Korrekturnaya proba dlya doshkoljnikov 5 6 let blank 2017. Mayor of Fair Lawn, 50 N.J. 268 (1967), of the factors that should guide a municipal board of adjustment considering *4 a use-variance application for a commercial use that does not 'inherently serve[] the public good.' In this case the proposed use is a four-story motel, the fourth variance application to build a motel considered by the Board of Adjustment of South Plainfield (Board) in recent years.

This application, as well as the three prior applications, was granted by the Board. The Borough's zoning ordinance does not permit motels or hotels in any zoning district.
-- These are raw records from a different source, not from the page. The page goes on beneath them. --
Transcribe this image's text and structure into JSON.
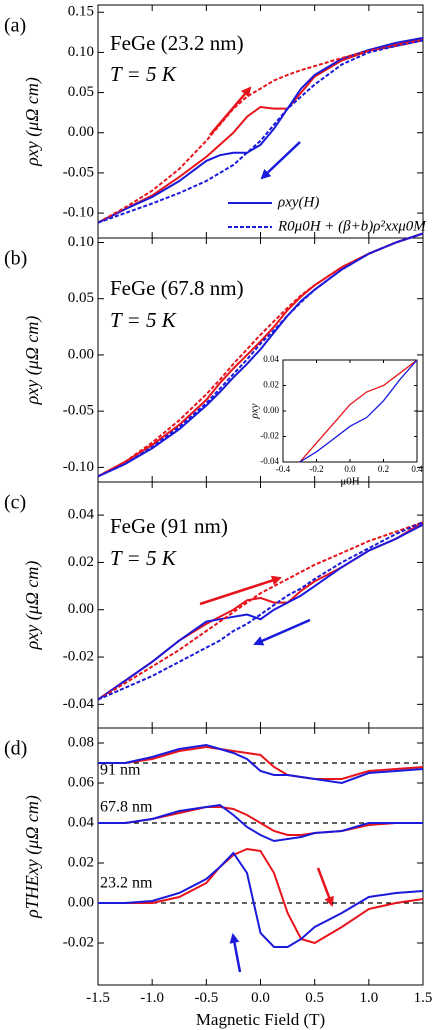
{
  "chart_data": [
    {
      "type": "line",
      "panel_label": "(a)",
      "annotations": [
        "FeGe (23.2 nm)",
        "T = 5 K"
      ],
      "ylabel": "ρxy (μΩ cm)",
      "xlim": [
        -1.5,
        1.5
      ],
      "xticks": [
        -1.5,
        {
          "value": -1,
          "label": "-1.0"
        },
        -0.5,
        {
          "value": 0,
          "label": "0.0"
        },
        0.5,
        {
          "value": 1,
          "label": "1.0"
        },
        1.5
      ],
      "ylim": [
        -0.131,
        0.159
      ],
      "yticks": [
        0.15,
        {
          "value": 0.1,
          "label": "0.10"
        },
        0.05,
        {
          "value": 0,
          "label": "0.00"
        },
        -0.05,
        {
          "value": -0.1,
          "label": "-0.10"
        }
      ],
      "x": [
        -1.5,
        -1.25,
        -1,
        -0.75,
        -0.5,
        -0.375,
        -0.25,
        -0.125,
        0,
        0.125,
        0.25,
        0.375,
        0.5,
        0.75,
        1,
        1.25,
        1.5
      ],
      "series": [
        {
          "color": "#e8141c",
          "dashed": false,
          "values": [
            -0.112,
            -0.095,
            -0.078,
            -0.055,
            -0.03,
            -0.015,
            0.0,
            0.02,
            0.032,
            0.03,
            0.03,
            0.05,
            0.07,
            0.09,
            0.102,
            0.11,
            0.117
          ]
        },
        {
          "color": "#1a1adc",
          "dashed": false,
          "values": [
            -0.112,
            -0.095,
            -0.08,
            -0.06,
            -0.035,
            -0.028,
            -0.025,
            -0.025,
            -0.015,
            0.005,
            0.03,
            0.055,
            0.072,
            0.092,
            0.103,
            0.112,
            0.118
          ]
        },
        {
          "color": "#e8141c",
          "dashed": true,
          "values": [
            -0.112,
            -0.093,
            -0.072,
            -0.045,
            -0.01,
            0.01,
            0.03,
            0.045,
            0.055,
            0.065,
            0.072,
            0.078,
            0.083,
            0.093,
            0.102,
            0.108,
            0.115
          ]
        },
        {
          "color": "#1a1adc",
          "dashed": true,
          "values": [
            -0.112,
            -0.1,
            -0.088,
            -0.075,
            -0.06,
            -0.05,
            -0.04,
            -0.025,
            -0.01,
            0.01,
            0.03,
            0.045,
            0.06,
            0.085,
            0.1,
            0.108,
            0.115
          ]
        }
      ],
      "legend": [
        {
          "label": "ρxy(H)",
          "color": "#1a1adc",
          "dashed": false
        },
        {
          "label": "R0μ0H + (β+b)ρ²xxμ0M",
          "color": "#1a1adc",
          "dashed": true
        }
      ]
    },
    {
      "type": "line",
      "panel_label": "(b)",
      "annotations": [
        "FeGe (67.8 nm)",
        "T = 5 K"
      ],
      "ylabel": "ρxy (μΩ cm)",
      "xlim": [
        -1.5,
        1.5
      ],
      "xticks": [
        -1.5,
        {
          "value": -1,
          "label": "-1.0"
        },
        -0.5,
        {
          "value": 0,
          "label": "0.0"
        },
        0.5,
        {
          "value": 1,
          "label": "1.0"
        },
        1.5
      ],
      "ylim": [
        -0.113,
        0.104
      ],
      "yticks": [
        {
          "value": 0.1,
          "label": "0.10"
        },
        0.05,
        {
          "value": 0,
          "label": "0.00"
        },
        -0.05,
        {
          "value": -0.1,
          "label": "-0.10"
        }
      ],
      "x": [
        -1.5,
        -1.25,
        -1,
        -0.75,
        -0.5,
        -0.375,
        -0.25,
        -0.125,
        0,
        0.125,
        0.25,
        0.375,
        0.5,
        0.75,
        1,
        1.25,
        1.5
      ],
      "series": [
        {
          "color": "#e8141c",
          "dashed": false,
          "values": [
            -0.108,
            -0.095,
            -0.08,
            -0.062,
            -0.04,
            -0.025,
            -0.012,
            0.0,
            0.012,
            0.025,
            0.04,
            0.052,
            0.062,
            0.078,
            0.09,
            0.1,
            0.108
          ]
        },
        {
          "color": "#1a1adc",
          "dashed": false,
          "values": [
            -0.108,
            -0.097,
            -0.083,
            -0.066,
            -0.045,
            -0.033,
            -0.02,
            -0.008,
            0.005,
            0.02,
            0.035,
            0.048,
            0.058,
            0.076,
            0.09,
            0.1,
            0.108
          ]
        },
        {
          "color": "#e8141c",
          "dashed": true,
          "values": [
            -0.108,
            -0.095,
            -0.078,
            -0.058,
            -0.035,
            -0.022,
            -0.008,
            0.005,
            0.018,
            0.03,
            0.042,
            0.053,
            0.062,
            0.078,
            0.09,
            0.1,
            0.108
          ]
        },
        {
          "color": "#1a1adc",
          "dashed": true,
          "values": [
            -0.108,
            -0.097,
            -0.082,
            -0.064,
            -0.043,
            -0.03,
            -0.017,
            -0.004,
            0.01,
            0.022,
            0.035,
            0.047,
            0.058,
            0.076,
            0.09,
            0.1,
            0.108
          ]
        }
      ],
      "inset": {
        "xlabel": "μ0H",
        "ylabel": "ρxy",
        "xlim": [
          -0.4,
          0.4
        ],
        "xticks": [
          -0.4,
          -0.2,
          {
            "value": 0,
            "label": "0.0"
          },
          0.2,
          0.4
        ],
        "ylim": [
          -0.04,
          0.04
        ],
        "yticks": [
          0.04,
          0.02,
          {
            "value": 0,
            "label": "0.00"
          },
          -0.02,
          -0.04
        ],
        "x": [
          -0.3,
          -0.2,
          -0.1,
          0,
          0.1,
          0.2,
          0.3,
          0.4
        ],
        "series": [
          {
            "color": "#e8141c",
            "values": [
              -0.04,
              -0.025,
              -0.01,
              0.005,
              0.015,
              0.02,
              0.03,
              0.04
            ]
          },
          {
            "color": "#1a1adc",
            "values": [
              -0.04,
              -0.032,
              -0.022,
              -0.012,
              -0.005,
              0.008,
              0.025,
              0.04
            ]
          }
        ]
      }
    },
    {
      "type": "line",
      "panel_label": "(c)",
      "annotations": [
        "FeGe (91 nm)",
        "T = 5 K"
      ],
      "ylabel": "ρxy (μΩ cm)",
      "xlim": [
        -1.5,
        1.5
      ],
      "xticks": [
        -1.5,
        {
          "value": -1,
          "label": "-1.0"
        },
        -0.5,
        {
          "value": 0,
          "label": "0.0"
        },
        0.5,
        {
          "value": 1,
          "label": "1.0"
        },
        1.5
      ],
      "ylim": [
        -0.05,
        0.054
      ],
      "yticks": [
        0.04,
        0.02,
        {
          "value": 0,
          "label": "0.00"
        },
        -0.02,
        -0.04
      ],
      "x": [
        -1.5,
        -1.25,
        -1,
        -0.75,
        -0.5,
        -0.375,
        -0.25,
        -0.125,
        0,
        0.125,
        0.25,
        0.375,
        0.5,
        0.75,
        1,
        1.25,
        1.5
      ],
      "series": [
        {
          "color": "#e8141c",
          "dashed": false,
          "values": [
            -0.038,
            -0.03,
            -0.022,
            -0.013,
            -0.006,
            -0.003,
            0.0,
            0.004,
            0.005,
            0.003,
            0.003,
            0.008,
            0.012,
            0.018,
            0.025,
            0.03,
            0.037
          ]
        },
        {
          "color": "#1a1adc",
          "dashed": false,
          "values": [
            -0.038,
            -0.03,
            -0.022,
            -0.013,
            -0.005,
            -0.004,
            -0.003,
            -0.002,
            -0.004,
            0.0,
            0.003,
            0.006,
            0.01,
            0.018,
            0.025,
            0.03,
            0.036
          ]
        },
        {
          "color": "#e8141c",
          "dashed": true,
          "values": [
            -0.038,
            -0.031,
            -0.024,
            -0.017,
            -0.009,
            -0.005,
            -0.001,
            0.003,
            0.007,
            0.01,
            0.013,
            0.016,
            0.019,
            0.024,
            0.029,
            0.033,
            0.037
          ]
        },
        {
          "color": "#1a1adc",
          "dashed": true,
          "values": [
            -0.038,
            -0.033,
            -0.028,
            -0.022,
            -0.016,
            -0.013,
            -0.009,
            -0.006,
            -0.002,
            0.002,
            0.006,
            0.009,
            0.013,
            0.02,
            0.026,
            0.032,
            0.037
          ]
        }
      ]
    },
    {
      "type": "line",
      "panel_label": "(d)",
      "ylabel": "ρTHExy (μΩ cm)",
      "xlabel": "Magnetic Field (T)",
      "curve_labels": [
        "91 nm",
        "67.8 nm",
        "23.2 nm"
      ],
      "hlines": [
        0.07,
        0.04,
        0
      ],
      "xlim": [
        -1.5,
        1.5
      ],
      "xticks": [
        -1.5,
        {
          "value": -1,
          "label": "-1.0"
        },
        -0.5,
        {
          "value": 0,
          "label": "0.0"
        },
        0.5,
        {
          "value": 1,
          "label": "1.0"
        },
        1.5
      ],
      "ylim": [
        -0.041,
        0.0875
      ],
      "yticks": [
        0.08,
        0.06,
        0.04,
        0.02,
        {
          "value": 0,
          "label": "0.00"
        },
        -0.02
      ],
      "x": [
        -1.5,
        -1.25,
        -1,
        -0.75,
        -0.5,
        -0.375,
        -0.25,
        -0.125,
        0,
        0.125,
        0.25,
        0.375,
        0.5,
        0.75,
        1,
        1.25,
        1.5
      ],
      "series": [
        {
          "color": "#e8141c",
          "dashed": false,
          "values": [
            0.07,
            0.07,
            0.072,
            0.076,
            0.078,
            0.077,
            0.076,
            0.075,
            0.074,
            0.068,
            0.064,
            0.063,
            0.062,
            0.062,
            0.066,
            0.067,
            0.068
          ]
        },
        {
          "color": "#1a1adc",
          "dashed": false,
          "values": [
            0.07,
            0.07,
            0.073,
            0.077,
            0.079,
            0.077,
            0.075,
            0.072,
            0.066,
            0.064,
            0.064,
            0.063,
            0.062,
            0.06,
            0.065,
            0.066,
            0.067
          ]
        },
        {
          "color": "#e8141c",
          "dashed": false,
          "values": [
            0.04,
            0.04,
            0.042,
            0.045,
            0.048,
            0.048,
            0.047,
            0.044,
            0.04,
            0.036,
            0.034,
            0.034,
            0.035,
            0.036,
            0.039,
            0.04,
            0.04
          ]
        },
        {
          "color": "#1a1adc",
          "dashed": false,
          "values": [
            0.04,
            0.04,
            0.042,
            0.046,
            0.048,
            0.049,
            0.044,
            0.038,
            0.034,
            0.031,
            0.032,
            0.033,
            0.035,
            0.036,
            0.04,
            0.04,
            0.04
          ]
        },
        {
          "color": "#e8141c",
          "dashed": false,
          "values": [
            0,
            0,
            0,
            0.003,
            0.01,
            0.018,
            0.024,
            0.027,
            0.026,
            0.015,
            -0.005,
            -0.018,
            -0.02,
            -0.012,
            -0.003,
            0,
            0.002
          ]
        },
        {
          "color": "#1a1adc",
          "dashed": false,
          "values": [
            0,
            0,
            0.001,
            0.005,
            0.012,
            0.018,
            0.025,
            0.015,
            -0.015,
            -0.022,
            -0.022,
            -0.018,
            -0.012,
            -0.005,
            0.003,
            0.005,
            0.006
          ]
        }
      ]
    }
  ]
}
We now reaffirm the holding in Kohl that if the use for which a variance is sought is not one that inherently serves the public good, the applicant must prove and the board must specifically find that the use promotes the general welfare because the proposed site is particularly suitable for the proposed use.[1] In addition, in view of the 1985 amendments to the Municipal Land Use Law (MLUL), N.J.S.A. 40:55D-1 to -112, set forth in N.J.S.A. Chertezhi formi dlya zhb koljca

40:55D-89, -89.1 (requiring periodic review by the governing body of master plans and zoning ordinances and establishing a presumption of unreasonableness for ordinances not so reviewed) and N.J.S.A. 40:55D-70.1 (requiring annual reports by boards of adjustment of variance requests and recommendations for ordinance revisions), we deem it appropriate to require an enhanced quality of proof, as well as clear and specific findings by the board of adjustment, that the grant of a use variance is not inconsistent with the intent and purpose of the master plan and zoning ordinance. Such proofs and findings must satisfactorily reconcile the grant of a use variance with the ordinance's continued omission of the proposed use from those permitted in the zone, and thereby provide a more substantive basis for the typically conclusory determination that the variance 'will not substantially impair the intent and purpose of the zone plan and zoning ordinance.' This added requirement will apply in all *5 use-variance cases. We anticipate that its application will not significantly limit the use-variance mechanism, but will narrow to some extent the discretion of boards of adjustment in reviewing use-variance appeals for uses that are deliberately excluded by the governing body from those permitted by the zoning ordinance. It will also effectuate the legislature's apparent objective of encouraging municipalities to make zoning decisions by ordinance rather than by variance.